Using multi-threaded programs with multiple GPUs in EXCLUSIVE_PROCESS compute mode

I am using a program which queries the number of GPUs on the system and then creates a separate thread using pthreads_create() to run a calculation on each device.

for(i = 0; i < numDevices; ++i) {
    args[i].id = i;
    args[i].gpu = i;
    pthread_create(&threads[i], NULL, threadRoutine, &args[i]); 
}

This program runs as expected when the device is in DEFAULT compute mode. However, I would like to run it in EXCLUSIVE_PROCESS compute mode. In that mode, it produces an error message for the thread that is associated with the GPU that is in use by the main process:
Thread 0 ­ CUDA Error: exclusive­thread device already in use by a different thread (see Programmer’s Guide)

I can run this program properly in EXCLUSIVE_PROCESS mode using the Multiprocess service (MPS) daemon if it is launched as root. However, I cannot run it if the MPS is launched by my own user account.
I can also run this program properly if the function call involving the device that the main program is using is made by the main program itself and not by a separate pthread.
I have two questions about this scenario:

  1. The description of EXCLUSIVE_PROCESS compute mode says: Many threads in one process will be able to use cudaSetDevice() with this device. My expectation is that creating new threads with pthreads that use the same device as the main process should not cause a conflict with the device in this mode. My understanding is that this error message should show up for EXCLUSIVE_THREAD mode, but should not show up for EXCLUSIVE_PROCESS or DEFAULT compute mode. Why am I getting the error message in EXCLUSIVE_PROCESS mode?

  2. The MPS documentation states that it can be run in user mode to manage processes created by that user (See 5.1.2 https://docs.nvidia.com/deploy/pdf/CUDA_Multi_Process_Service_Overview.pdf ). However, I find that the daemon fails to provide access to the spawned threads unless MPS is run as root. What might be causing the MPS daemon to misbehave when running in single user mode?

I am happy to provide more information if requested. I cannot share the code I am using, but I may be able to prepare a minimal example if it is difficult to answer my questions without one.

Thanks.

Dan

Are you certain that the device is in exclusive PROCESS mode and not exclusive THREAD mode? Because the error message you quoted says:

“Thread 0 ­ CUDA Error: exclusive­thread device already in use by a different thread (see Programmer’s Guide)”

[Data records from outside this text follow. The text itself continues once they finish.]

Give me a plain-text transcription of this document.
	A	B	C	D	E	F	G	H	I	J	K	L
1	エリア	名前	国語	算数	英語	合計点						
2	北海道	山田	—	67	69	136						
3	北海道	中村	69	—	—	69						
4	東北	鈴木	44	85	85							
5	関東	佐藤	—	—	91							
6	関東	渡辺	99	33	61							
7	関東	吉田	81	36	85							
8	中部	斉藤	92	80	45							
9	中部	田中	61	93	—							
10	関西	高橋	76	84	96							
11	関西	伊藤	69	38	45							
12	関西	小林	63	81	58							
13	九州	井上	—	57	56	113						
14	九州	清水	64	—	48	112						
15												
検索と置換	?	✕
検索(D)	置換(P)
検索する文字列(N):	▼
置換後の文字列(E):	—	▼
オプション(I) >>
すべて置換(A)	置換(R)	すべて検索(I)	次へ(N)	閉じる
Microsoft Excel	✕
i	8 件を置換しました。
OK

That looks to me like the device is in exclusive THREAD mode.

Which CUDA version are you using? Which OS? Did you verify the compute mode using nvidia-smi -a ?

Note that multiple threads in the same process sharing the same GPU should each call cudaSetDevice before manipulating the device. This causes them to share the context that may be already created on that device.

As a quick test, I ran a pthread-ed multithread linux application just now using CUDA 6.5RC on a GPU in Exclusive PROCESS mode with no trouble. When I switched that device to Exlusive-THREAD mode I got the following error(s):

========= Program hit cudaErrorDeviceAlreadyInUse (error 54) due to “exclusive-thread device already in use by a different thread” on CUDA API call to cudaSetDevice.

Here is a full sample session, including sample code:

[url]http://pastebin.com/V4aPd2rR[/url]

Thanks for your help. You are correct, the cards were in EXCLUSIVE_THREAD mode, to my surprise. This explains both of my questions. I apologize for the confusion.

Dan